This statement, excerpted and linked below, was distributed in the June 2, 2020, PTACC Ticker, a weekly emailing from the Police, Treatment and Community Collaborative (PTACC).
PTACC is the national voice of the pre-arrest diversion field and provides vision, leadership, advocacy, and education to facilitate the growth and practice of deflection and pre-arrest diversion across the United States.
Jac Charlier is the executive director of TASC's Center for Health and Justice and the co-founder and executive director of the national Police, Treatment and Community Collaborative.
--------------------------
PTACC Statement on the Killing of Our Neighbor, Mr. George Floyd
The “P” in PTACC stands for Police. However, since we are a collaborative made up also of “T” for Treatment and “C” for Community, the “P” also stands as a proxy for Partnership, as in, our deflection work is done - and indeed can only be done - through partnerships between Police, Treatment, and Community. This means Partnerships that rely on those who are P and T and C who have not always previously worked together nor gotten along, and indeed have openly opposed and worked against each other at times, to collaborate instead for a much greater good; the clear, better, and right purpose of helping People who otherwise would not be able to get the care, treatment, housing, and services they need. People, who we at PTACC call “our neighbors,” can, as a result of our efforts as P, T, and C working together, get into recovery and lead the lives they deserve and want, along with their families and children, just as each of us do and each want also for ourselves, our family, and our children.
As a core value in doing our shared work of deflection, PTACC advocates for equity, diversity, and inclusion in deflection. In the People deflected we can see ourselves, friends, and families. So we act with humility and humanity in what I call the “Golden Three of Right Action”: a sense of urgency, a sense of purpose, and a sense of passion. This is the foundation of who we are at PTACC, our field of deflection, and our shared work together as Partners in Collaboration. In this way, the practice of deflection sets an example for what can be, indeed what we each can be-come when Police, Treatment, and Community come together.

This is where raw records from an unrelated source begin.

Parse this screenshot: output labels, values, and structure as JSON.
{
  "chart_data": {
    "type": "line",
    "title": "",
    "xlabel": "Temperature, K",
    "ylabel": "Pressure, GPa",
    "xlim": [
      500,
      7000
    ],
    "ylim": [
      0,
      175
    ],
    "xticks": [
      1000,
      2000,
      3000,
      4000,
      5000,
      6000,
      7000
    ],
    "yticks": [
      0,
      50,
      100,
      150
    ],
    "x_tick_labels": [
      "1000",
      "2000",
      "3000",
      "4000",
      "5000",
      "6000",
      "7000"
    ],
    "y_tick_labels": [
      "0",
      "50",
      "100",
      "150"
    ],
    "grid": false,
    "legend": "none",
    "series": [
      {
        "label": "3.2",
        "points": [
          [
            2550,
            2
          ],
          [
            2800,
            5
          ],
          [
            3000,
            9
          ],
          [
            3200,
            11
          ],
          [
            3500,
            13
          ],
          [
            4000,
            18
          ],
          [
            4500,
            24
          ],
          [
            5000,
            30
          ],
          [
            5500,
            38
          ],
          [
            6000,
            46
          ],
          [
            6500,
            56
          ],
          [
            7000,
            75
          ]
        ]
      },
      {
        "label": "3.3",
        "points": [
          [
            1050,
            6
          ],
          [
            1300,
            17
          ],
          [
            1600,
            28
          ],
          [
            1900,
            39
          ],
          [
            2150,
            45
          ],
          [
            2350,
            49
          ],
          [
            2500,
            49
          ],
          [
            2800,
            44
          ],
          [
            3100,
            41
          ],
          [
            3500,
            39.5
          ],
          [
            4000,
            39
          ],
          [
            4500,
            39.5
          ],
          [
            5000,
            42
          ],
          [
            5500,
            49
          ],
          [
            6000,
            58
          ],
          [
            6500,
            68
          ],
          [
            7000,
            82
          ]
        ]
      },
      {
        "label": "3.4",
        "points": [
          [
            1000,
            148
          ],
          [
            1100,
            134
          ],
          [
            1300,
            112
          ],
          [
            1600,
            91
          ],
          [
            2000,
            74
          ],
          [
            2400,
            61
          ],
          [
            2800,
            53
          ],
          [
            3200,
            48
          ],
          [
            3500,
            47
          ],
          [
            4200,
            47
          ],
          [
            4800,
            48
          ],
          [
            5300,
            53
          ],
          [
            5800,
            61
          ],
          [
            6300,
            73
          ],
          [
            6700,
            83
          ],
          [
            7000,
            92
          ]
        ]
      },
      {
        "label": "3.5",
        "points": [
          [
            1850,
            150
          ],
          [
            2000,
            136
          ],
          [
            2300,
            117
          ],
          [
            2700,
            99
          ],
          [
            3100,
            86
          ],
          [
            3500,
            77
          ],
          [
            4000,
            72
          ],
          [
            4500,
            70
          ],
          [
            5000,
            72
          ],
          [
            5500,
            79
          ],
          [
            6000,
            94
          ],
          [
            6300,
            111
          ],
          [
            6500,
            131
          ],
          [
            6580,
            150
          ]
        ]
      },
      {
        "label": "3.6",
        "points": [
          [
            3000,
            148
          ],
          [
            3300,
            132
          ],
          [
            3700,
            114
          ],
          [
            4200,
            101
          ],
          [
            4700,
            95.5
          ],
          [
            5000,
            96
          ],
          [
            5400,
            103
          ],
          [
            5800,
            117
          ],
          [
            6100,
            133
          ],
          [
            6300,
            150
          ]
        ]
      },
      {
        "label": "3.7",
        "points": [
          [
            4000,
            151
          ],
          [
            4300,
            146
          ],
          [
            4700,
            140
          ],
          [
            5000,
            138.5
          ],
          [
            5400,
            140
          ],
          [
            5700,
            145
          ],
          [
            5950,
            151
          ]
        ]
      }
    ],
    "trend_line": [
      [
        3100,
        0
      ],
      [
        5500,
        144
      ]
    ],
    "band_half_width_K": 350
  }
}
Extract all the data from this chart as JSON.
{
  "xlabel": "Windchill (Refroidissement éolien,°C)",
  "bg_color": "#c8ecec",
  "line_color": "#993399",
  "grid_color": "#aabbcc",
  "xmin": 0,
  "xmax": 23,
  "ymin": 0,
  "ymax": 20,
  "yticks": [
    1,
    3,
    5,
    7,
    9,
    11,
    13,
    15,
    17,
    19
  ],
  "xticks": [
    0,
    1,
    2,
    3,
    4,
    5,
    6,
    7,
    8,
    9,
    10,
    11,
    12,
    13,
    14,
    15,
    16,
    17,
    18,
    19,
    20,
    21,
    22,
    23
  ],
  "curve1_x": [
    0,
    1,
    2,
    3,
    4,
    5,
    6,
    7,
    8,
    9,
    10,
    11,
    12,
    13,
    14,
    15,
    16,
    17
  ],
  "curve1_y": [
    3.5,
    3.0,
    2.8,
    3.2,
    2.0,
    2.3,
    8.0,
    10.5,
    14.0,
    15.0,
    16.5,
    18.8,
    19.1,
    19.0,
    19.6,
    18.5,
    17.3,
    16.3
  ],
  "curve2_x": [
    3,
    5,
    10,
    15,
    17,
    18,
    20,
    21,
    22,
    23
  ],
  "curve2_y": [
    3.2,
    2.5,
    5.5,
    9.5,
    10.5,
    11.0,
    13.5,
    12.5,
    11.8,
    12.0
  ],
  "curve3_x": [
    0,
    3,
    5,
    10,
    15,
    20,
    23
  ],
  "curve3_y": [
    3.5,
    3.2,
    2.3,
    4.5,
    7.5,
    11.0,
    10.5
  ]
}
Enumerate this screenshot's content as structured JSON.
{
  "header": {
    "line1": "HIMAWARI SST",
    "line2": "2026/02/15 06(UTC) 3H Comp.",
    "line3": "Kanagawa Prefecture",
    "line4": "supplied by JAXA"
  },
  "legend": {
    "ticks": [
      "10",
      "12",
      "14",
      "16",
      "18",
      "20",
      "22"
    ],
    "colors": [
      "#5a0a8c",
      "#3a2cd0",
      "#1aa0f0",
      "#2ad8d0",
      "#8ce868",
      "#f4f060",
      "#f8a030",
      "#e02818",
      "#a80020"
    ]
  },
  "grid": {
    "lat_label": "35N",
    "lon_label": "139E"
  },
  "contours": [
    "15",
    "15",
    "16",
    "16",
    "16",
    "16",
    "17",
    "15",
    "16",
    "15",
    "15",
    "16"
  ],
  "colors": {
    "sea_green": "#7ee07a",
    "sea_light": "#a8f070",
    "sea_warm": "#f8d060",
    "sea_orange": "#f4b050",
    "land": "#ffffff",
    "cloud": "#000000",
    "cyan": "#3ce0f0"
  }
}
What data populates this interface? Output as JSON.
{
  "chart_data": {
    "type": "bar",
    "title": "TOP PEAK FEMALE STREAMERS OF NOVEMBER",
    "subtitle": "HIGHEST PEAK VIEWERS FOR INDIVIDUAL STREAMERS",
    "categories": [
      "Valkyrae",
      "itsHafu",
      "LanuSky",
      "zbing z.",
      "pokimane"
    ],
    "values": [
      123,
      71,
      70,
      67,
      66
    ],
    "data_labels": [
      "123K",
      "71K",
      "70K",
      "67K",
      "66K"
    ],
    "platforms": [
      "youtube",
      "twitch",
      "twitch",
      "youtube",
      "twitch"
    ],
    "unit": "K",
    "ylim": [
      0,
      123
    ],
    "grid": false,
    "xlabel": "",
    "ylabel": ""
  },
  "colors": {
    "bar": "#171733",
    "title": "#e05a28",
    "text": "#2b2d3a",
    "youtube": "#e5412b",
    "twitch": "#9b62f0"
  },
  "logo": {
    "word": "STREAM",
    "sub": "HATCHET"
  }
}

Still, I write to you now because so tragically, and so sadly, and so disgustingly yet again an African-American neighbor of ours living in our national Community (E Pluribus Unum) has been killed by a police officer. This all happened in broad daylight, while being filmed, with the police officer being told by a multitude of Community standing just a few yards away that he was killing a man and yet the police officer ignored their pleas. This all happened, too, while our neighbor from our Community, George Floyd – an African-American man, an American citizen with the same legal rights that you and I have, laid face down on the street, already handcuffed, with two police officers on him, another walking around him, and a fourth police officer with his knee on his neck, used what energy he had left to say, “I can’t breathe,” and then to beg and plead for his life: “Please, please, please…” while also calling for his mother. Mr. Floyd’s pleas, coming from just a few feet, not yards, away were ignored by the police officer as well as the other three police officers present. Mr. Floyd lay dead, killed by the actions of one officer and the inaction of three other officers.
Mr. George Floyd is the latest African-American citizen killed by a police officer, yet his death comes after thousands upon thousands of our African-American Community of neighbors, family, friends, colleagues, and fellow American citizens and residents have been saying for decades upon decades that the Police distrust them, the Police abuse them, and this has led to the oppressive weight of the entire Justice system being used against them for centuries and up to this very day still. Mr. George Floyd, American Citizen George Floyd, our neighbor George Floyd, wanted to be heard so he could live while he was under the real weight and the pressure of the police officer’s knee. This was a powerful symbol of the metaphorical weight and pressure of racism – systemic and white, oppressive, and isolating – that generations upon generations of other African-Americans have endured. They too wanted to be heard so they could live, without fear, to go about doing the daily things of life. This is the root of what has gone on for far too long after the last time it went on for far too long and after the time before that and before that when it went on for far too long too.
What does this all mean for us doing the important work of deflection? First, while we at PTACC know that we can only do our shared work of deflection with the P of Police, we must also pause, look at each other, and call out yet again today and tomorrow and the next tomorrow until this ends, that this same P for Police that we Partner with has caused damage in the lives of our Community of African-American citizens and their children who have been traumatized again and again. This is what can be heard so loudly in both word and deed from citizens peacefully protesting from sea to shining sea and demanding Police accountability for actions past and present.